Comment by dagmx
1 year ago
I have several extremely talented friends at Meta, and the one constant is they left any attachment to the output product when they entered the workplace. Whereas they previously (at other top tech companies) did take pride in their employees output. Meta is “success at all costs” and heavily metrics driven.
I think that’s what contributes to things like Myanmar and other countries hate speech proliferation. When you don’t care about how your product is used, and can focus on just the technical aspect, you lose any sense of responsibility.
Conversely, we’ve hired many ex meta people, and they’ve always almost all unanimously said how much they NOW like having pride in the products they create, after jumping ship.
Imho it’s an issue of top down culture from Zuckerberg, and previously Thiel.
> Conversely, we’ve hired many ex meta people, and they’ve always almost all unanimously said how much they NOW like having pride in the products they create, after jumping ship.

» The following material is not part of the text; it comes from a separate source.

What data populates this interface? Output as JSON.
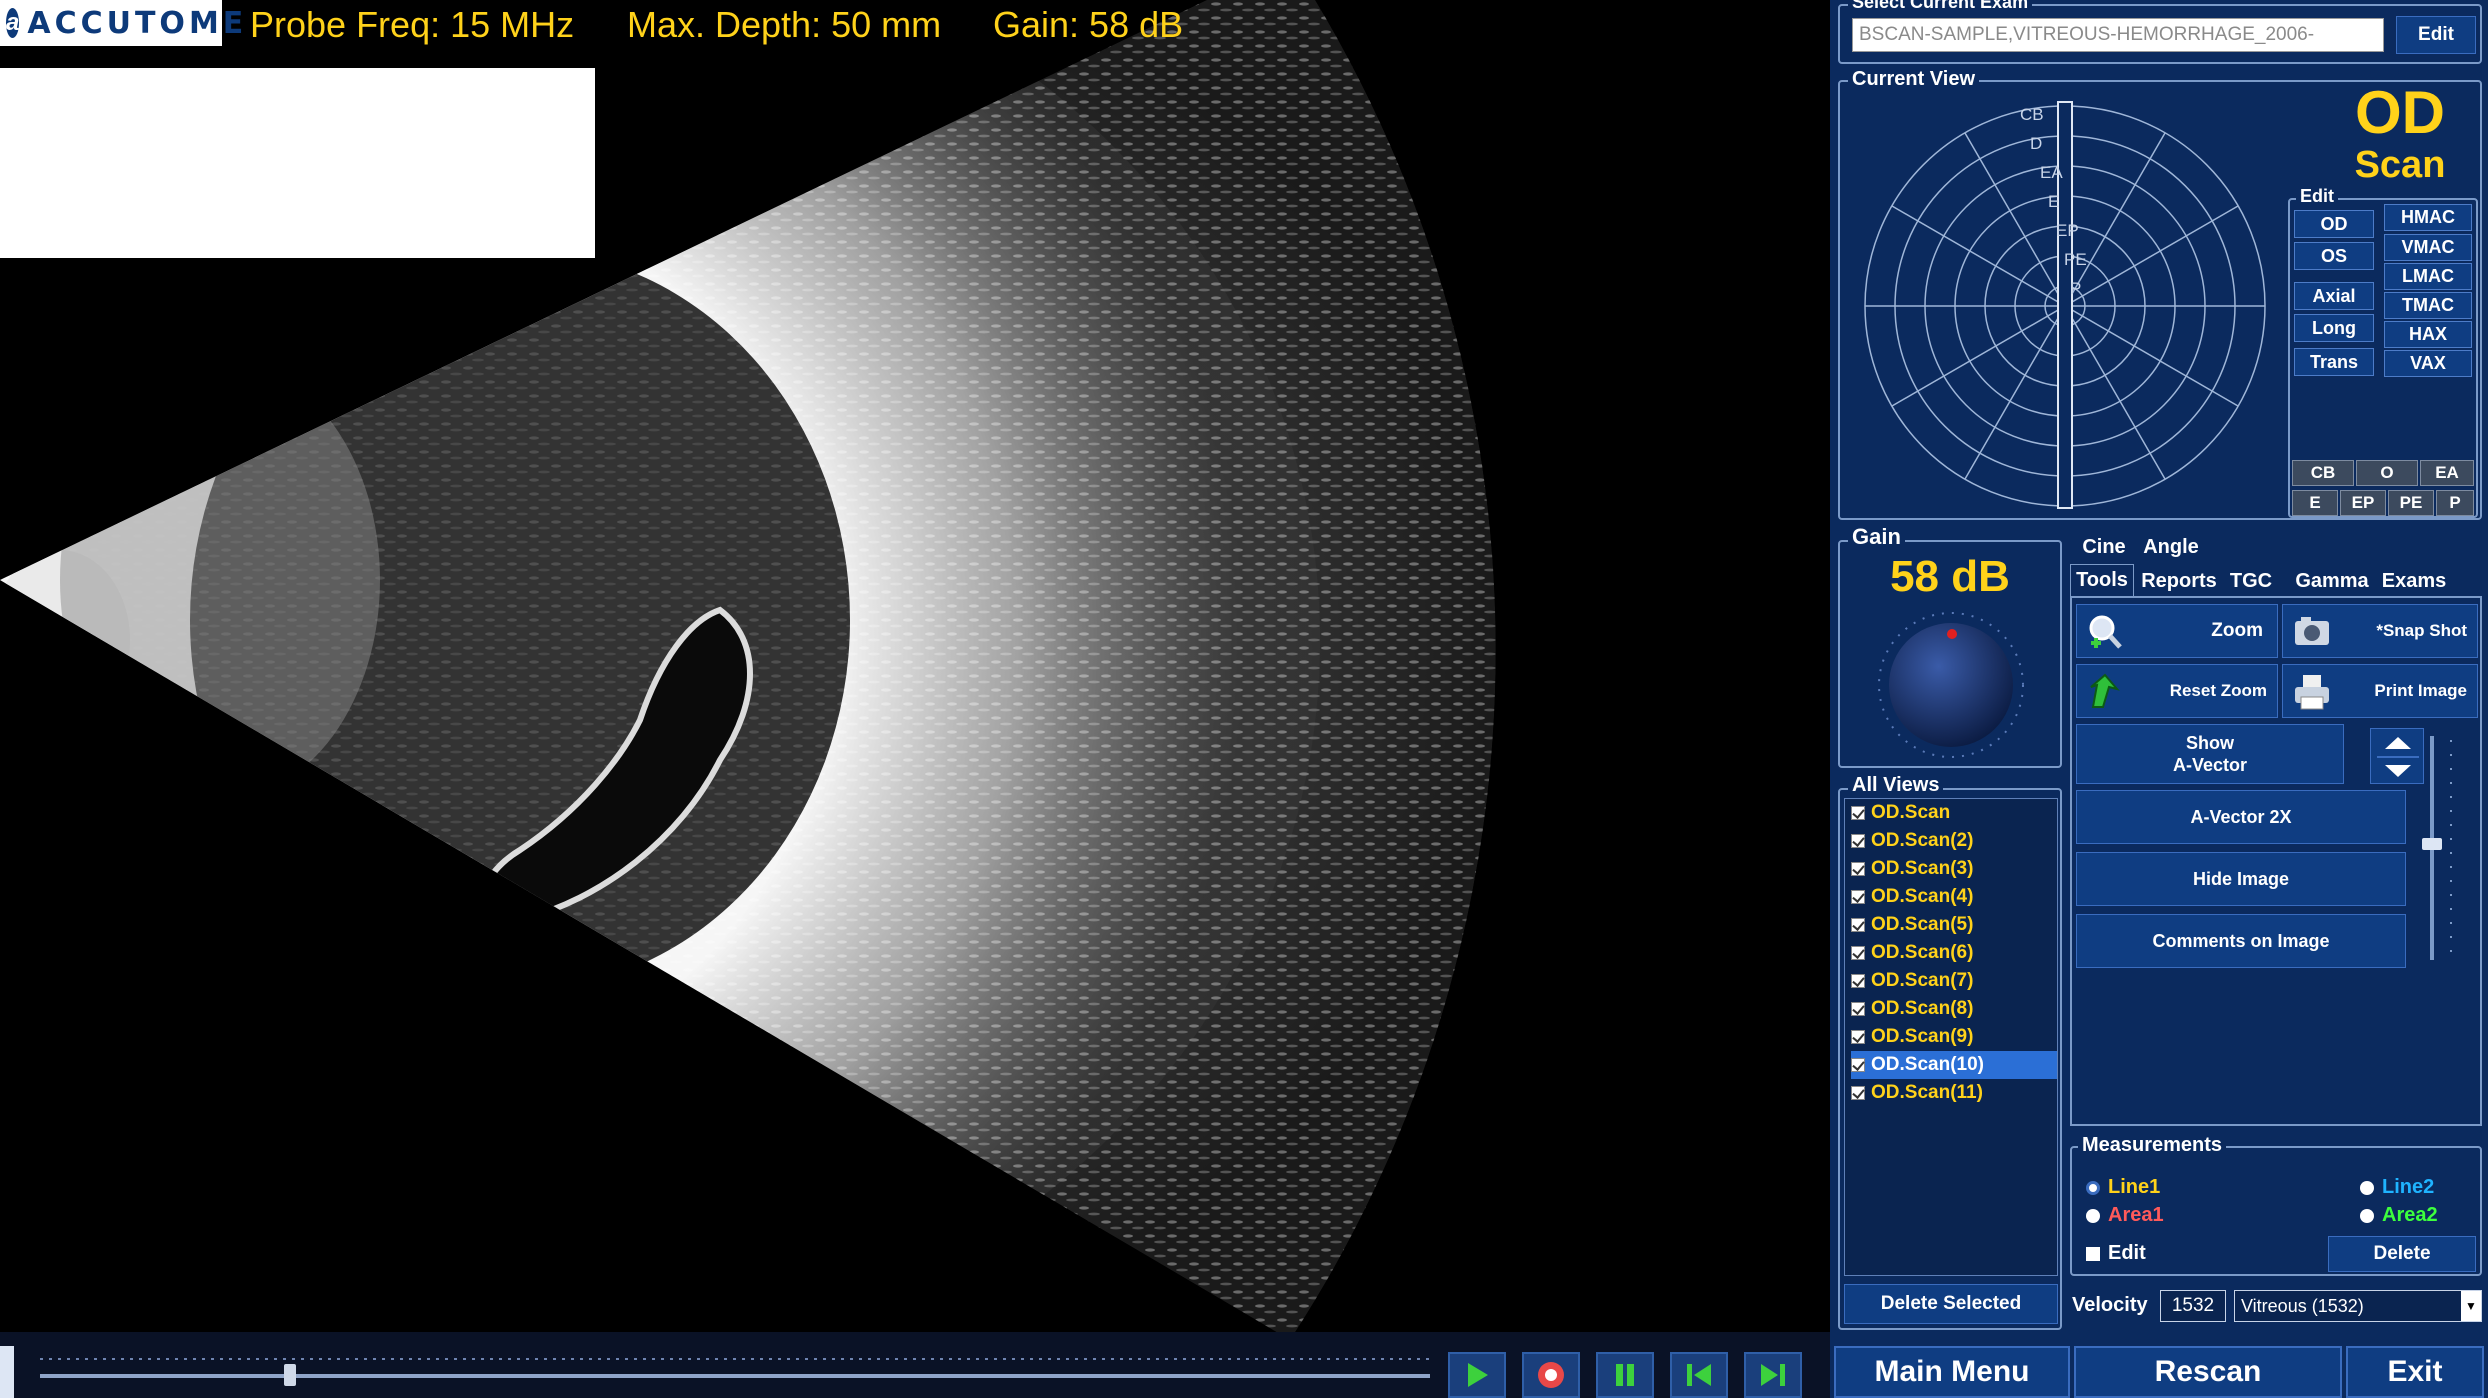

Just curious, did the ethics of their prior projects ever come up during the interview? I think I would have a problem hiring someone who worked on a product despite having ethical misgivings about how the product affected end users. Unless they could explain the extenuating circumstances that forced them to work on that product (sick family to care for, work visa being held hostage, and so on). If their response was simply, "I made metric X go up and got paid Y to do it," I don't think I could hire them in good conscience.
It’s a very easy question to dodge so doesn’t add much value.
Most of them just bury their heads in the sand and say that the negative effects weren’t made known to them, and they started looking for new work after they found out. Short of interrogating them, you can’t really suss out of its true.
Instead we ask what they’d do in hypothetical scenarios around our own products.